As part of COVID-19 response, Reverse transcription polymerase chain reaction (RT-PCR) machines were established for case detection through testing; vaccination program was supported and 76% of those eligible were fully vaccinated. For suspected of COVID-19 patients a severe acute respiratory infection centre and treatment centers with 100 beds were established. Standard infection control measures were undertaken by setting up handwashing with soap facilities, and dedicated maternity wards were established for deliveries.
About 15,009 local women and girls and 551,351 displaced Rohingya women and girls utilized GBV response services from Women Friendly Spaces in Cox’s Bazar district. Furthermore, 72,985 women and adolescent girls received psychosocial support from the 35 women friendly spaces and some health facilities. The GBV prevention and response program has supported 24,000 women and girls through 16 women friendly spaces, and out of these, three are outside DRP camps serving 4,500 women and girls from the host community.
More than 1,300 learning centers provided learning to 112,000 Rohingya children and psychosocial support to 350,000 children and adolescents. During COVID-19 movement restrictions, around 100 thousand children, about half of whom were girls, received home-based caregiver supported learning within the Rohingya camps. Youth in the host communities received vocational and enterprise development training through mobile training centers.
Furthermore, to date, 530,776 people among the DRP and host community have access to improved public infrastructure. Solar powered mini piped water schemes throughout the camps are helping more than 227,320 DRP and host community get safe water through 1,772 tap stands across 102 km of pipe network and 584 deep tube wells. Furthermore, over 104,243 DRP and host community have access to improved sanitation with around 9,620 household toilets, 568 bio-fil toilets, 70 community latrines and 30 community latrines with composting biogas plants constructed. A total of 155.3 km roads were improved under the project so far of which 16.53 km roads are inside the DRP camps and 138.8 km roads are access roads to the camps from the host community and host community roads. Installation of 375 Lightning Protection Systems has been completed, which has protected around 423,555 DRP. The DRP have also benefited with the installation of 2,250 solar streetlights and construction of 10 climate resilient bridges to drain the stormwater.
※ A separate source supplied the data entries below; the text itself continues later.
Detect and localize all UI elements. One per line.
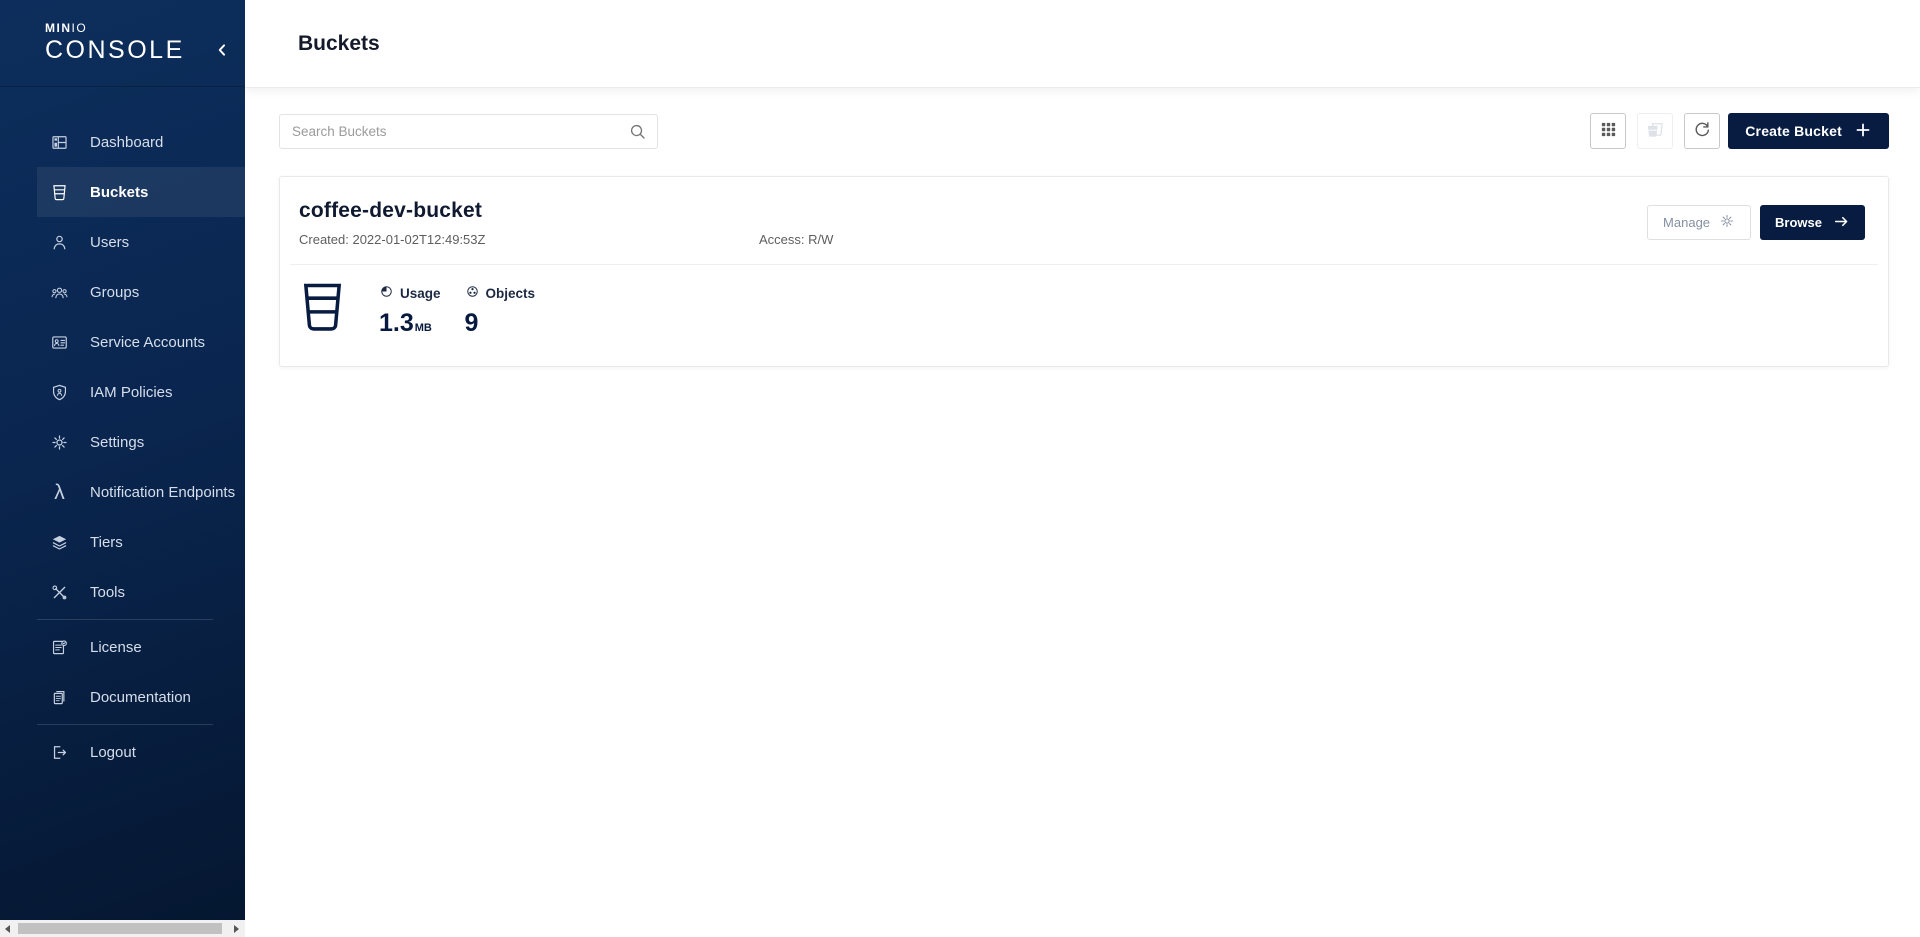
bucket-card: coffee-dev-bucket Created: 2022-01-02T12… <box>279 176 1889 367</box>
tools-icon <box>50 583 69 602</box>
bucket-created: Created: 2022-01-02T12:49:53Z <box>299 232 759 247</box>
grid-view-button[interactable] <box>1590 113 1626 149</box>
gear-icon <box>1719 213 1735 232</box>
list-view-button-disabled <box>1637 113 1673 149</box>
bucket-list-view-icon <box>1645 120 1665 143</box>
sidebar-item-buckets[interactable]: Buckets <box>37 167 245 217</box>
bucket-card-body: Usage 1.3MB Objects 9 <box>280 265 1888 366</box>
pie-chart-icon <box>379 284 394 302</box>
main-content: Buckets Create Bucket coffee-dev-bucket … <box>245 0 1920 937</box>
sidebar-item-label: Groups <box>90 284 139 301</box>
sidebar-item-dashboard[interactable]: Dashboard <box>37 117 245 167</box>
sidebar-item-iam-policies[interactable]: IAM Policies <box>37 367 245 417</box>
lambda-icon: λ <box>50 483 69 502</box>
sidebar-item-label: Service Accounts <box>90 334 205 351</box>
arrow-right-icon <box>1833 213 1850 233</box>
sidebar-item-documentation[interactable]: Documentation <box>37 672 245 722</box>
sidebar-item-label: Tools <box>90 584 125 601</box>
objects-label: Objects <box>486 286 536 301</box>
browse-button[interactable]: Browse <box>1760 205 1865 240</box>
sidebar-item-settings[interactable]: Settings <box>37 417 245 467</box>
objects-icon <box>465 284 480 302</box>
sidebar-item-label: IAM Policies <box>90 384 173 401</box>
sidebar-item-label: Users <box>90 234 129 251</box>
usage-metric: Usage 1.3MB <box>379 284 441 338</box>
sidebar-item-license[interactable]: License <box>37 622 245 672</box>
grid-view-icon <box>1599 120 1618 142</box>
usage-label: Usage <box>400 286 441 301</box>
usage-value: 1.3MB <box>379 309 441 338</box>
logout-icon <box>50 743 69 762</box>
bucket-access: Access: R/W <box>759 232 833 247</box>
minio-logo: MINIO <box>45 22 245 34</box>
bucket-name[interactable]: coffee-dev-bucket <box>299 199 1865 223</box>
sidebar-item-notification-endpoints[interactable]: λ Notification Endpoints <box>37 467 245 517</box>
bucket-card-header: coffee-dev-bucket Created: 2022-01-02T12… <box>280 177 1888 264</box>
layers-icon <box>50 533 69 552</box>
search-icon <box>628 122 647 146</box>
buckets-toolbar: Create Bucket <box>279 113 1889 149</box>
sidebar-logo-block: MINIO CONSOLE <box>0 0 245 87</box>
scrollbar-thumb[interactable] <box>18 923 222 934</box>
sidebar-item-tiers[interactable]: Tiers <box>37 517 245 567</box>
shield-icon <box>50 383 69 402</box>
search-input[interactable] <box>279 114 658 149</box>
sidebar-item-label: Documentation <box>90 689 191 706</box>
gear-icon <box>50 433 69 452</box>
bucket-metrics: Usage 1.3MB Objects 9 <box>379 284 535 338</box>
logo-text-bold: MIN <box>45 21 72 35</box>
sidebar-item-label: Logout <box>90 744 136 761</box>
page-header: Buckets <box>245 0 1920 87</box>
sidebar-nav: Dashboard Buckets Users Groups Service A… <box>0 117 245 777</box>
horizontal-scrollbar[interactable] <box>0 920 245 937</box>
scrollbar-right-arrow[interactable] <box>234 925 239 933</box>
chevron-left-icon <box>213 41 231 62</box>
objects-metric: Objects 9 <box>465 284 536 338</box>
service-accounts-icon <box>50 333 69 352</box>
page-title: Buckets <box>298 32 380 56</box>
sidebar-item-label: Settings <box>90 434 144 451</box>
groups-icon <box>50 283 69 302</box>
create-bucket-label: Create Bucket <box>1745 123 1842 139</box>
scrollbar-left-arrow[interactable] <box>5 925 10 933</box>
bucket-actions: Manage Browse <box>1647 205 1865 240</box>
usage-unit: MB <box>415 322 432 334</box>
sidebar-item-label: Buckets <box>90 184 148 201</box>
sidebar-item-label: Notification Endpoints <box>90 484 235 501</box>
sidebar: MINIO CONSOLE Dashboard Buckets Users Gr… <box>0 0 245 920</box>
sidebar-item-label: Dashboard <box>90 134 163 151</box>
sidebar-item-users[interactable]: Users <box>37 217 245 267</box>
objects-value: 9 <box>465 309 536 338</box>
sidebar-item-logout[interactable]: Logout <box>37 727 245 777</box>
dashboard-icon <box>50 133 69 152</box>
user-icon <box>50 233 69 252</box>
create-bucket-button[interactable]: Create Bucket <box>1728 113 1889 149</box>
bucket-icon <box>299 280 346 339</box>
bucket-meta: Created: 2022-01-02T12:49:53Z Access: R/… <box>299 232 1865 247</box>
bucket-icon <box>50 183 69 202</box>
sidebar-item-label: License <box>90 639 142 656</box>
refresh-button[interactable] <box>1684 113 1720 149</box>
sidebar-item-service-accounts[interactable]: Service Accounts <box>37 317 245 367</box>
sidebar-divider <box>37 619 213 620</box>
documentation-icon <box>50 688 69 707</box>
collapse-sidebar-button[interactable] <box>211 40 233 62</box>
search-box <box>279 114 658 149</box>
refresh-icon <box>1692 120 1712 143</box>
manage-button[interactable]: Manage <box>1647 205 1751 240</box>
license-icon <box>50 638 69 657</box>
sidebar-item-tools[interactable]: Tools <box>37 567 245 617</box>
plus-icon <box>1854 121 1872 142</box>
manage-label: Manage <box>1663 215 1710 230</box>
browse-label: Browse <box>1775 215 1822 230</box>
sidebar-item-label: Tiers <box>90 534 123 551</box>
sidebar-divider <box>37 724 213 725</box>
sidebar-item-groups[interactable]: Groups <box>37 267 245 317</box>
logo-text-light: IO <box>72 21 88 35</box>
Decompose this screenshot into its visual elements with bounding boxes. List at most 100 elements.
Firefighting and search and rescue equipment valued at $12.6 million were delivered to the Fire Service and Civil Defense Cox’s Bazar, Ukhiya, and Teknaf fire stations, and satellite fire stations in the camps and was put to use in recent fire events in the DRP camps. This equipment is also being used outside the camps for host communities in Ukhiya, and Teknaf. Furthermore, 318 hectares of afforestation completed with 573,000 seedlings in Cox’s Bazar.
The national Employment Generation Program for the Poorest Plus (EGPP+) provides temporary work opportunities for 40,000 poor and vulnerable households in host communities, while 85,000 Rohingya households are being provided social assistance under a community service and works program.